Technology isn't cheap. Some might argue all we need is a blackboard, chalk and books, but that does not prepare children for how the world works today.
In Florida the citizenry has twice advocated for smaller class sizes, the one reform with evidence that says it works (not merit pay, vouchers, charter and virtual schools) and smaller classes mean more teachers and classrooms that don’t just magically appear.
When we factor out poverty and a fifth of our kids live in it and another fifth just above it, our students zoom to the top of international rankings. Do we have a school problem or do we have a society problem when we think it's okay that a fifth of our kids live in poverty? Poverty by the way is the number one measurable factor for how kids do in school. Kids that live in poverty as a group do a lot worse than kids who don’t.
Also things are just more expensive in 2011 than they were in 1976.
Education has issues and I believe one of the main ones is we put every kid into a one size fits all track where everybody is going to go to college. That is just not the case and we should plan accordingly. We need to have multiple tracks that teach trades and skills and to and make education more relevant to the 21st century student.

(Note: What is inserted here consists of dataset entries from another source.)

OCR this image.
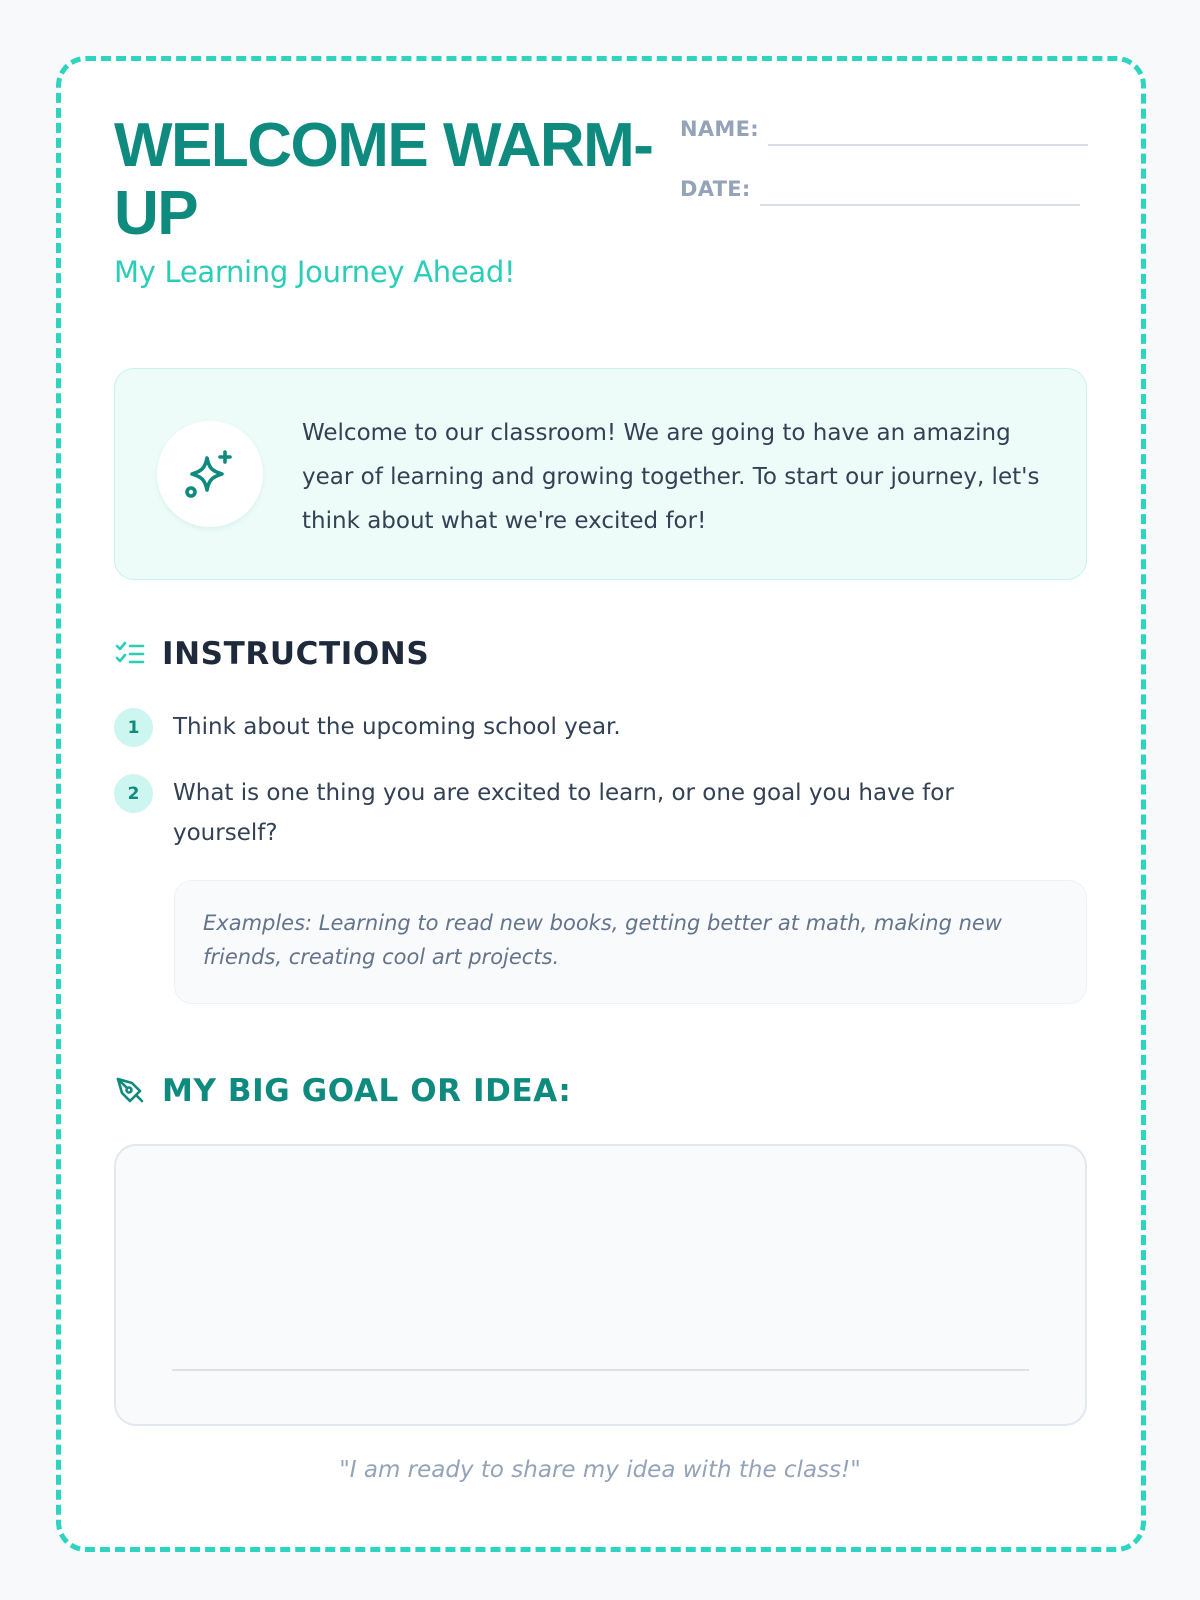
WELCOME WARM-UP
My Learning Journey Ahead!
NAME:
DATE:

Welcome to our classroom! We are going to have an amazing year of learning and growing together. To start our journey, let's think about what we're excited for!

INSTRUCTIONS
1	Think about the upcoming school year.
2	What is one thing you are excited to learn, or one goal you have for yourself?
Examples: Learning to read new books, getting better at math, making new friends, creating cool art projects.
MY BIG GOAL OR IDEA:
"I am ready to share my idea with the class!"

Another issue is a meddling government that wants to privatize education and take away much needed resources and put that money in the hands of people who are interested in profit margin not our children and who also go with reforms (charter schools, merit pay etc.) that have been proven not to work but for some reason sound good to them.
Finally there are the people who wax poetically about education, complaining we are spending to much but they haven't been in schools, have no real information about what is going on and who are only capable of regurgitating talking points that back up their ignorant and preconceived notions.
Evidence and facts have no bearing on what they think; I hope it does on yours.